Since it was released to the public, “Insurrecto” has consistently earned five-star ratings. The book has also reaped several awards including A Publishers Weekly Top 10 Best Book of 2018, BuzzFeed’s Best Fiction of 2018, The Millions’ Most Anticipated Fall Books of 2018, BookRiot’s Best Books of November 2018, a St. Louis Post-Dispatch Best Book of 2018, and a New York Times Book Review Editor’s Choice.
“A bravura performance in which war becomes farce, history becomes burlesque . . . Apostol is a magician with language (think Borges, think Nabokov) who can swing from slang and mockery to the stodgy argot of critical theory. She puns with gusto, potently and unabashedly, until one begins reading double meanings, allusions and ulterior motives into everything,” read the New York Times review.
“Insurrecto” is Apostol’s fourth novel following the “Bibliolepsy” and “The Revolution According to Raymundo Mata,” both National Book Award winners; and Gun Dealer’s Daughter, which won the 2013 PEN / Open Book Award.

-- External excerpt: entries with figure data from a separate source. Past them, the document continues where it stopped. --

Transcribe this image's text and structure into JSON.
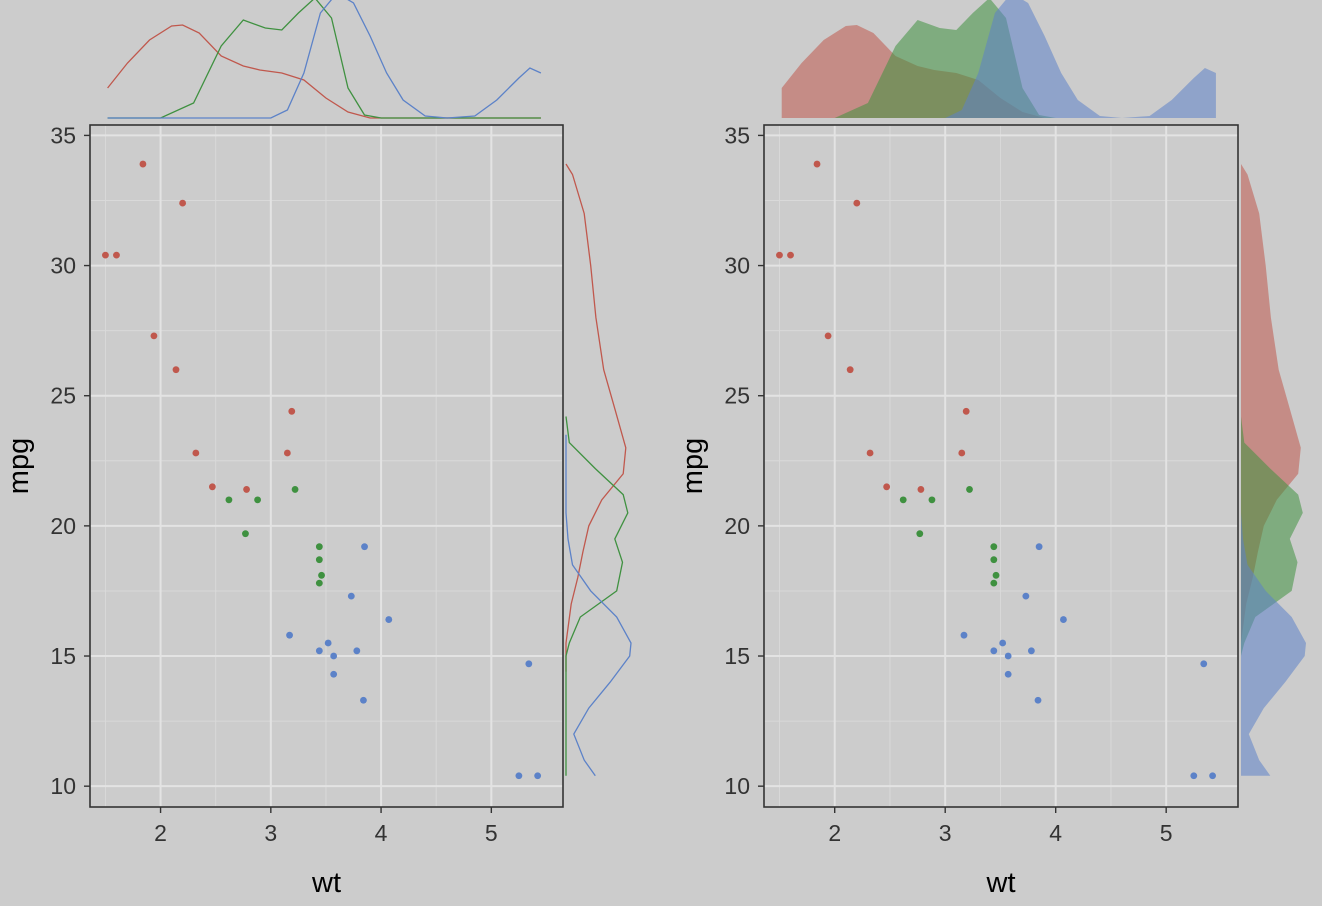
{
  "chart_data": [
    {
      "type": "scatter",
      "variant": "marginal-density-lines",
      "xlabel": "wt",
      "ylabel": "mpg",
      "xlim": [
        1.36,
        5.65
      ],
      "ylim": [
        9.2,
        35.4
      ],
      "x_ticks": [
        2,
        3,
        4,
        5
      ],
      "y_ticks": [
        10,
        15,
        20,
        25,
        30,
        35
      ],
      "grid": true,
      "legend": "none",
      "marginal_fill": false
    },
    {
      "type": "scatter",
      "variant": "marginal-density-filled",
      "xlabel": "wt",
      "ylabel": "mpg",
      "xlim": [
        1.36,
        5.65
      ],
      "ylim": [
        9.2,
        35.4
      ],
      "x_ticks": [
        2,
        3,
        4,
        5
      ],
      "y_ticks": [
        10,
        15,
        20,
        25,
        30,
        35
      ],
      "grid": true,
      "legend": "none",
      "marginal_fill": true
    }
  ],
  "series": [
    {
      "color": "#c0584d",
      "points": [
        [
          1.5,
          30.4
        ],
        [
          1.6,
          30.4
        ],
        [
          1.84,
          33.9
        ],
        [
          1.94,
          27.3
        ],
        [
          2.14,
          26.0
        ],
        [
          2.2,
          32.4
        ],
        [
          2.32,
          22.8
        ],
        [
          2.47,
          21.5
        ],
        [
          2.78,
          21.4
        ],
        [
          3.15,
          22.8
        ],
        [
          3.19,
          24.4
        ]
      ],
      "density_x": [
        [
          1.52,
          0.3
        ],
        [
          1.7,
          0.55
        ],
        [
          1.9,
          0.78
        ],
        [
          2.1,
          0.92
        ],
        [
          2.2,
          0.93
        ],
        [
          2.35,
          0.85
        ],
        [
          2.55,
          0.62
        ],
        [
          2.75,
          0.52
        ],
        [
          2.9,
          0.48
        ],
        [
          3.1,
          0.45
        ],
        [
          3.3,
          0.38
        ],
        [
          3.5,
          0.2
        ],
        [
          3.7,
          0.06
        ],
        [
          3.9,
          0.0
        ],
        [
          5.45,
          0.0
        ]
      ],
      "density_y": [
        [
          33.9,
          0.0
        ],
        [
          33.5,
          0.1
        ],
        [
          32.0,
          0.28
        ],
        [
          30.0,
          0.38
        ],
        [
          28.0,
          0.46
        ],
        [
          26.0,
          0.58
        ],
        [
          24.5,
          0.75
        ],
        [
          23.0,
          0.92
        ],
        [
          22.0,
          0.88
        ],
        [
          21.0,
          0.55
        ],
        [
          20.0,
          0.35
        ],
        [
          19.0,
          0.26
        ],
        [
          18.0,
          0.18
        ],
        [
          17.0,
          0.08
        ],
        [
          15.5,
          0.0
        ],
        [
          14.4,
          0.0
        ]
      ]
    },
    {
      "color": "#3f9140",
      "points": [
        [
          2.62,
          21.0
        ],
        [
          2.77,
          19.7
        ],
        [
          2.88,
          21.0
        ],
        [
          3.22,
          21.4
        ],
        [
          3.44,
          19.2
        ],
        [
          3.44,
          17.8
        ],
        [
          3.46,
          18.1
        ],
        [
          3.44,
          18.7
        ]
      ],
      "density_x": [
        [
          1.52,
          0.0
        ],
        [
          2.0,
          0.0
        ],
        [
          2.3,
          0.15
        ],
        [
          2.55,
          0.72
        ],
        [
          2.75,
          0.98
        ],
        [
          2.95,
          0.9
        ],
        [
          3.1,
          0.88
        ],
        [
          3.25,
          1.05
        ],
        [
          3.4,
          1.2
        ],
        [
          3.55,
          1.0
        ],
        [
          3.7,
          0.3
        ],
        [
          3.85,
          0.03
        ],
        [
          4.0,
          0.0
        ],
        [
          5.45,
          0.0
        ]
      ],
      "density_y": [
        [
          10.4,
          0.0
        ],
        [
          15.0,
          0.0
        ],
        [
          15.5,
          0.05
        ],
        [
          16.5,
          0.22
        ],
        [
          17.5,
          0.78
        ],
        [
          18.6,
          0.87
        ],
        [
          19.5,
          0.75
        ],
        [
          20.5,
          0.95
        ],
        [
          21.2,
          0.88
        ],
        [
          22.2,
          0.45
        ],
        [
          23.2,
          0.05
        ],
        [
          24.2,
          0.0
        ]
      ]
    },
    {
      "color": "#5c82c8",
      "points": [
        [
          3.17,
          15.8
        ],
        [
          3.44,
          15.2
        ],
        [
          3.52,
          15.5
        ],
        [
          3.57,
          15.0
        ],
        [
          3.57,
          14.3
        ],
        [
          3.73,
          17.3
        ],
        [
          3.78,
          15.2
        ],
        [
          3.84,
          13.3
        ],
        [
          3.85,
          19.2
        ],
        [
          4.07,
          16.4
        ],
        [
          5.25,
          10.4
        ],
        [
          5.34,
          14.7
        ],
        [
          5.42,
          10.4
        ]
      ],
      "density_x": [
        [
          1.52,
          0.0
        ],
        [
          3.0,
          0.0
        ],
        [
          3.15,
          0.08
        ],
        [
          3.3,
          0.45
        ],
        [
          3.45,
          1.05
        ],
        [
          3.6,
          1.25
        ],
        [
          3.75,
          1.15
        ],
        [
          3.9,
          0.82
        ],
        [
          4.05,
          0.45
        ],
        [
          4.2,
          0.18
        ],
        [
          4.4,
          0.02
        ],
        [
          4.6,
          0.0
        ],
        [
          4.85,
          0.02
        ],
        [
          5.05,
          0.18
        ],
        [
          5.25,
          0.4
        ],
        [
          5.35,
          0.5
        ],
        [
          5.45,
          0.45
        ]
      ],
      "density_y": [
        [
          10.4,
          0.45
        ],
        [
          11.0,
          0.28
        ],
        [
          12.0,
          0.12
        ],
        [
          13.0,
          0.35
        ],
        [
          14.0,
          0.68
        ],
        [
          15.0,
          0.98
        ],
        [
          15.5,
          1.0
        ],
        [
          16.5,
          0.78
        ],
        [
          17.5,
          0.38
        ],
        [
          18.5,
          0.1
        ],
        [
          19.5,
          0.03
        ],
        [
          20.5,
          0.0
        ],
        [
          23.5,
          0.0
        ]
      ]
    }
  ]
}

Ms. Melvin, who was born to a Filipino mother and an American father and is currently based in France, felt that writing a story about the Philippines was a way for her to forge a stronger link with her Filipino roots.
“I have to say that maybe because I don’t look Pinay at all, I think my connection to Manila is all the more important to me. When I wrote the book, I wrote about the world I grew up in, the world I heard about,” said the author, who traces her Philippine heritage to Negros Occidental.
“My book is a Filipino book. It’s not a Filipino-American book, it’s not a French book. I really, truly believe in Filipino writing. I really, truly believe there are amazing writers in the Philippines, there is fantastic literature coming out. It is a great honor to add a book into that group of writers in the literature of the Philippines,” she further said.
“The Betrayed” is Ms. Melvin’s much-awaited first novel following her anthology of short stories, “A Normal Life and Other Stories.” The book recently won a National Book Award.
Philippine Literature’s Place in the World
Despite being a rich source of literature written in English, an untapped opportunity still exists in increasing the readership of Philippine literature beyond the Philippines, especially in English-speaking countries such as the United States and the United Kingdom.
“The Embassy is a staunch supporter of Philippine literature. We are truly proud to share the works and masterpieces of Filipino writers to the British audience and we are pleased to say that their works have always been warmly received by even the most discerning critics in the British literary circles,” said Ambassador to the UK Antonio M. Lagdameo. “The future is truly bright for Philippine literature in the United Kingdom and around the world.”